Atkin, a civic historian, author and walking-tour guide, used his expertise to paint a picture of a very different Dunbar at the time of those long-ago blazes. It was sparsely populated, a place of giant 300-350-foot trees that were hand logged and sent all over the world. “Vancouver Builds the World” was a 1912 headline, he recalled. There was also plentiful slash from all the logging activity, which helped the fire get out of control quickly and rage wildly for three days.
But tour participants who experienced the 2024 blaze may well have felt some déjà vu as they learned more about what happened in 1919. There were the same flying embers, the near-misses, the citizens leaping in to help, the fears about what could have happened if circumstances had been slightly different, and even the vagueness about the fire’s cause.
Back then, it was Provincial Forest Ranger R.E. Mills saying that residents couldn’t realize how dangerous their position had been, and how fortunate they were the worst hadn’t happened. All of Point Grey was in danger at one point, he said in a July 16, 1919 newspaper story. “Had the fire not been caught in time it is impossible to say where it might have gone.” It was only the winds blowing in the right direction, he said, that prevented the fire spreading toward the university and burning everything down to the water.
Another near miss was the Sacred Heart Convent, now St. George’s Junior School, which was only saved “by the efforts of a large number of provincial fire rangers,” the story said.
Familiar, too, was the vagueness about the origins of the fire. A throwaway sentence in the July 16 newspaper story is the only clue: “It is believed by Mr. Mills that berry pickers, through carelessness, started the fire.”
And just as citizens jumped in to help in 2024, hauling out hoses and buckets to extinguish embers and water down trees and houses, the citizens of 1919 did their part.
“Point Grey residents from all sections of the municipality turned out in force to supplement the efforts of the provincial fire rangers who made such a valiant stand against the fire during last Monday, Tuesday and Wednesday,” the Vancouver Daily Sun’s July 17 story said.

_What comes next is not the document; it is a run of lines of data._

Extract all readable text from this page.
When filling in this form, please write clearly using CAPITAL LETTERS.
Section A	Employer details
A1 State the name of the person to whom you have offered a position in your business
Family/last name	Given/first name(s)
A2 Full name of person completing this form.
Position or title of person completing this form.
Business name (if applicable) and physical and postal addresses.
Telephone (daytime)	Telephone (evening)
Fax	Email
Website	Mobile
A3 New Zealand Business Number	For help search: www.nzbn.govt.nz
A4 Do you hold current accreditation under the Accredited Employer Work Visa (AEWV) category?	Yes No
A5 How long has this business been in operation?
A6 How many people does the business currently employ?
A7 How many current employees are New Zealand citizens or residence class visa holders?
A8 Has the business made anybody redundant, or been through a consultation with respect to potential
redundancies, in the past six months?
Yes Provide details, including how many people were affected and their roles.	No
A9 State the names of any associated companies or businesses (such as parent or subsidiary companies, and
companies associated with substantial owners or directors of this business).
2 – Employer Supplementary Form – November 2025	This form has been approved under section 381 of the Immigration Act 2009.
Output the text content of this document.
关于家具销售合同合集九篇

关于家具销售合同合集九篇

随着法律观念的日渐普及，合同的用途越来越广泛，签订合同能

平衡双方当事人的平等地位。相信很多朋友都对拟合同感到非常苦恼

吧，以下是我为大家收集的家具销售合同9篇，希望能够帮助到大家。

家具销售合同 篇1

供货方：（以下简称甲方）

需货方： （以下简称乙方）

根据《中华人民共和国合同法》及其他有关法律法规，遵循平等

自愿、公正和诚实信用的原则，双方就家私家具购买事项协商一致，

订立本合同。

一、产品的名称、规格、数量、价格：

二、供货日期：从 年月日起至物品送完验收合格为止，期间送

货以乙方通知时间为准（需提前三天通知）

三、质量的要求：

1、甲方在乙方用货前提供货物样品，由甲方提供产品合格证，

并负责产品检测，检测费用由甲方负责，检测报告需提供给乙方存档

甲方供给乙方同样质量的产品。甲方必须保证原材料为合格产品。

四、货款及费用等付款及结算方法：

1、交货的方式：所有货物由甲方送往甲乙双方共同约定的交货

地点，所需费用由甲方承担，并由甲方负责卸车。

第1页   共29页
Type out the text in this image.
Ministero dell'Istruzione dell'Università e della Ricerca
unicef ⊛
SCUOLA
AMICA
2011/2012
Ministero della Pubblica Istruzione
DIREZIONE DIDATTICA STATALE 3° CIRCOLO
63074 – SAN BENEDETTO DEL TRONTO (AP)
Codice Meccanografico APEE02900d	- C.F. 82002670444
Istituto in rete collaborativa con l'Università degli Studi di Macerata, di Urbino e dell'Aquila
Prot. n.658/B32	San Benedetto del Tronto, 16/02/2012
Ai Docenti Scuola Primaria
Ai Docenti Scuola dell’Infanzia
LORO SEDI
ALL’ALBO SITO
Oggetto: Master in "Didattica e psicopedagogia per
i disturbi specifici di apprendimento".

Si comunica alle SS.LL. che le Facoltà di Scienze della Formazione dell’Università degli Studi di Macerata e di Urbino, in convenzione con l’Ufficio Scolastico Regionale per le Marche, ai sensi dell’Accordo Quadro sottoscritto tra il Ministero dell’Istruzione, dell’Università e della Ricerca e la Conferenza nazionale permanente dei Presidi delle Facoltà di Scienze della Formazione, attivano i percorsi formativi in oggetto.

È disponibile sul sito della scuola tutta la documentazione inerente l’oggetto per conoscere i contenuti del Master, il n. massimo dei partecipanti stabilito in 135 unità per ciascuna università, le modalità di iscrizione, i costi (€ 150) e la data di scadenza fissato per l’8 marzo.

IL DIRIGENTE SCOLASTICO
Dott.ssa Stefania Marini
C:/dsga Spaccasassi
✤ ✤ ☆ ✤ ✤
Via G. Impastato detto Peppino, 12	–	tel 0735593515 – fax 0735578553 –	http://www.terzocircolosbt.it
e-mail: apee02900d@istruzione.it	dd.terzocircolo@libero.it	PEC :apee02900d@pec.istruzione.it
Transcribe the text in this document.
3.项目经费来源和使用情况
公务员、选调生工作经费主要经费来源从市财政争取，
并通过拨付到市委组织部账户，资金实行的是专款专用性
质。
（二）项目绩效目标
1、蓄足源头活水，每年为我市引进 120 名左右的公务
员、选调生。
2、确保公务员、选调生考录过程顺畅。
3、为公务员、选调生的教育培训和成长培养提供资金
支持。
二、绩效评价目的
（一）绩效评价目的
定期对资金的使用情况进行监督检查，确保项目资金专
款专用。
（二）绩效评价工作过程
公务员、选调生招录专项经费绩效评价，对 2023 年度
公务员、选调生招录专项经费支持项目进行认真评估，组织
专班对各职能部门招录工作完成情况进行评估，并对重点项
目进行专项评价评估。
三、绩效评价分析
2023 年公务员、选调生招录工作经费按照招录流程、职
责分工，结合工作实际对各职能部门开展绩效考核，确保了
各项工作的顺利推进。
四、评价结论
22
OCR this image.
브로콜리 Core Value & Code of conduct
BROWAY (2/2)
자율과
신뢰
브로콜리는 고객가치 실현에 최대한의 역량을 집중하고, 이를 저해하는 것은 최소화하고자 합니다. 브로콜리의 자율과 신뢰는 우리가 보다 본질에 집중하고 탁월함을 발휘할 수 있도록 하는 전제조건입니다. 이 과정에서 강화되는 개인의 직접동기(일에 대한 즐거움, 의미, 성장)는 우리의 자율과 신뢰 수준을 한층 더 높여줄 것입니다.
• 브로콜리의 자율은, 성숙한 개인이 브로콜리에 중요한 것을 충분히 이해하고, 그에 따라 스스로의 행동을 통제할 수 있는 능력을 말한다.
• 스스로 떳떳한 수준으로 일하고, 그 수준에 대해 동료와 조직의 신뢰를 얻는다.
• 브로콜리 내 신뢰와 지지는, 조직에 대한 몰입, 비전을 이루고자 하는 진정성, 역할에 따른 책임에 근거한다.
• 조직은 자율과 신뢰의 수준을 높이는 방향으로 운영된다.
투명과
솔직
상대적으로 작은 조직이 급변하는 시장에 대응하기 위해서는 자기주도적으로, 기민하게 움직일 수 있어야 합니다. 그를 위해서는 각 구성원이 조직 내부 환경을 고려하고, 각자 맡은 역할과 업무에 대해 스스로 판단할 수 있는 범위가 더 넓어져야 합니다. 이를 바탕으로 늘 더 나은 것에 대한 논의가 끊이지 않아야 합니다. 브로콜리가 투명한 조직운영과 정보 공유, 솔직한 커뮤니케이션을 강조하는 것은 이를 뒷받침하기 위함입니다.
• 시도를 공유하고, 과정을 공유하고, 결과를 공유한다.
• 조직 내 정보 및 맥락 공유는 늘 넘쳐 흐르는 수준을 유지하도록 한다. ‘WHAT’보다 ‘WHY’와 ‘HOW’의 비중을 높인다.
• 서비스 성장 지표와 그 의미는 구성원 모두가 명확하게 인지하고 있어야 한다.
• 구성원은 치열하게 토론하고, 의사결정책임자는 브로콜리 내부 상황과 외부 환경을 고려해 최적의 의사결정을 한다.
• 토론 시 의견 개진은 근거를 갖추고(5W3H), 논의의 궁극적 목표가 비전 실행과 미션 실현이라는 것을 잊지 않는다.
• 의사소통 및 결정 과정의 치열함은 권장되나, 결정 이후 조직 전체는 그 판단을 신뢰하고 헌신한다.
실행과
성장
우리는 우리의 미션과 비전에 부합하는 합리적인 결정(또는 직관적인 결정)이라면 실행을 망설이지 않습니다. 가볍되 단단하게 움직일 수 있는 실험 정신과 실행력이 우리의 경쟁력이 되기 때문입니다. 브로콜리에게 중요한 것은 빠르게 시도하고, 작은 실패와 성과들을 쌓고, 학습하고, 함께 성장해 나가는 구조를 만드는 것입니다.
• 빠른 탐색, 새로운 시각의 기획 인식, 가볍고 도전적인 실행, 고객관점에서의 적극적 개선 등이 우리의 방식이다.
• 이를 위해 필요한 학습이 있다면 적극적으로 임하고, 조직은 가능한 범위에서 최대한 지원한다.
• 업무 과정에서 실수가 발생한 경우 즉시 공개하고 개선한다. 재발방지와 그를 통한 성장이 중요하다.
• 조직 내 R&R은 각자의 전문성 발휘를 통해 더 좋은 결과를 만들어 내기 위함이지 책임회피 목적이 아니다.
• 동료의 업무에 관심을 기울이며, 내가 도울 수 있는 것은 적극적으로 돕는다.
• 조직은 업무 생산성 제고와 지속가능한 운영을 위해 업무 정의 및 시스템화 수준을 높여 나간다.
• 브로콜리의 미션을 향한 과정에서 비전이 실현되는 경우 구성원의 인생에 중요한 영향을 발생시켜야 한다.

There were also the brave souls who jumped in to save the contents of threatened houses, the “many willing hands who braved showers of sparks and the heat and smoke of the approaching flames to save the goods and chattels, of the residents.”
No casualties were reported in either the 1919 or 2024 fires. But more than 100 years makes a big difference in one important area — the cost. In 1919, the July 16 story said, the “damage to property will amount to several hundred dollars.”
Great article Carol. I will try to post a link to it on the Dunbar-Kerrisdale Facebook page and on DEEP’s website.
Thanks, Jane. I appreciate you spreading it around!